We don’t have a lot of laws governing what or the source of the ingredients but our culture usually avoids substituting non-food items to boost analysis, not all countries do.
My major concern with pet food production, and this extends internationally, is the use of chemicals to salvage scrap from the human food chain. For instance, chemicals are used to strip the remnant scrags of meat from bone, and that product goes directly to the pet food industry. Rendering plants mince whole animals to produce ingredients that go to the pet food industry, plastic tags, horns, wool, internal organs, the lot. This is how our culture works, I don’t find the idea acceptable and use dog food kibble only as treats not the main diet.
Australia is a long way from many pet food manufacturers, so products have to travel, that’s food miles which people aware of environmental issues will appreciate is not the best. This also contributes to the shelf life we can enjoy because we can buy the locally made product earlier in it’s life cycle.
Australia produces a lot of great food ingredients.
Buying Australian made and owned gives us the chance to communicate effective with manufacturers, contribute to employing Australians and help the Australian economy.
However, not all Australian product is good, so read the ingredients list.

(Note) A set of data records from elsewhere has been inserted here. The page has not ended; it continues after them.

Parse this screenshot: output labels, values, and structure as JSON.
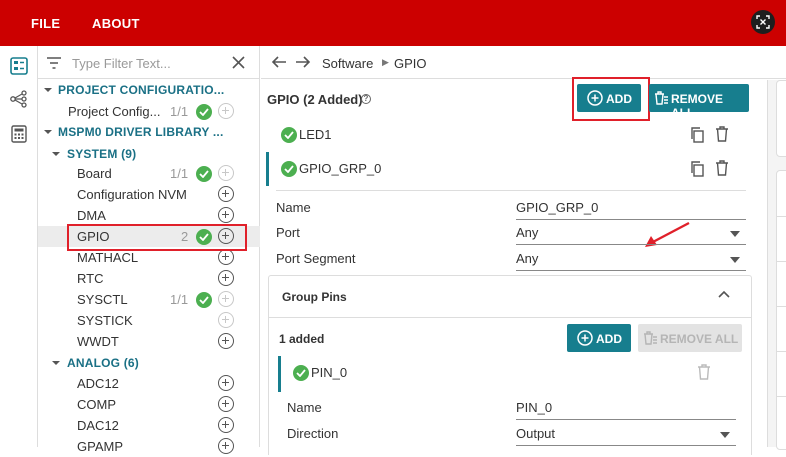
{
  "menu": {
    "file": "FILE",
    "about": "ABOUT"
  },
  "filter": {
    "placeholder": "Type Filter Text..."
  },
  "tree": {
    "project_section": "PROJECT CONFIGURATIO...",
    "project_item": {
      "label": "Project Config...",
      "count": "1/1"
    },
    "driver_section": "MSPM0 DRIVER LIBRARY ...",
    "system_group": "SYSTEM (9)",
    "system_items": [
      {
        "label": "Board",
        "count": "1/1"
      },
      {
        "label": "Configuration NVM",
        "count": ""
      },
      {
        "label": "DMA",
        "count": ""
      },
      {
        "label": "GPIO",
        "count": "2"
      },
      {
        "label": "MATHACL",
        "count": ""
      },
      {
        "label": "RTC",
        "count": ""
      },
      {
        "label": "SYSCTL",
        "count": "1/1"
      },
      {
        "label": "SYSTICK",
        "count": ""
      },
      {
        "label": "WWDT",
        "count": ""
      }
    ],
    "analog_group": "ANALOG (6)",
    "analog_items": [
      {
        "label": "ADC12"
      },
      {
        "label": "COMP"
      },
      {
        "label": "DAC12"
      },
      {
        "label": "GPAMP"
      }
    ]
  },
  "breadcrumb": {
    "software": "Software",
    "gpio": "GPIO"
  },
  "main": {
    "title": "GPIO (2 Added)",
    "help": "?",
    "add_label": "ADD",
    "remove_all_label": "REMOVE ALL",
    "instances": [
      {
        "name": "LED1"
      },
      {
        "name": "GPIO_GRP_0"
      }
    ],
    "fields": {
      "name": {
        "label": "Name",
        "value": "GPIO_GRP_0"
      },
      "port": {
        "label": "Port",
        "value": "Any"
      },
      "port_segment": {
        "label": "Port Segment",
        "value": "Any"
      }
    },
    "group_pins": {
      "title": "Group Pins",
      "count_text": "1 added",
      "add_label": "ADD",
      "remove_all_label": "REMOVE ALL",
      "pin": {
        "name": "PIN_0"
      },
      "pin_fields": {
        "name": {
          "label": "Name",
          "value": "PIN_0"
        },
        "direction": {
          "label": "Direction",
          "value": "Output"
        }
      }
    }
  },
  "colors": {
    "header": "#cc0000",
    "accent": "#177e8e",
    "check": "#4caf50",
    "highlight": "#e0202a"
  },
  "icons": [
    "fit-screen-icon",
    "modules-icon",
    "topology-icon",
    "calculator-icon",
    "filter-icon",
    "clear-icon",
    "back-icon",
    "forward-icon",
    "help-icon",
    "plus-circle-icon",
    "trash-icon",
    "copy-icon",
    "check-icon",
    "chevron-down-icon",
    "chevron-up-icon",
    "dropdown-arrow-icon",
    "red-arrow-annotation"
  ]
}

Ingredients are listed in the order of quantity used.
A product whose list reads: Wheat flour, sugar, canola oil, flavours, golden syrup, bicarbonate soda, parsley, salt, milk powder, calcium may not have high amounts of sugar but why is there sugar and golden syrup? And the use of bicarb and salt elevates sodium, and that is not great in a balanced diet either. Why more flavour as there is already parsley, milk powder and two forms of refined sugar in the product? I would image the dogs find this yummy, but boiled lollies and ice cream are yummy and not great for dental and overall health either.
There is currently no overriding law to protect the quality and labelling of pet food in Australia, see https://www.choice.com.au/outdoor/pets/products/articles/pet-food-regulation
To understand more about pet food labelling in Australia see https://pfiaa.com.au/pet-food-labelling-keeping-up-the-standard/
Buyer beware! You are the one responsible for your dog’s well being and health, not the manufacturers.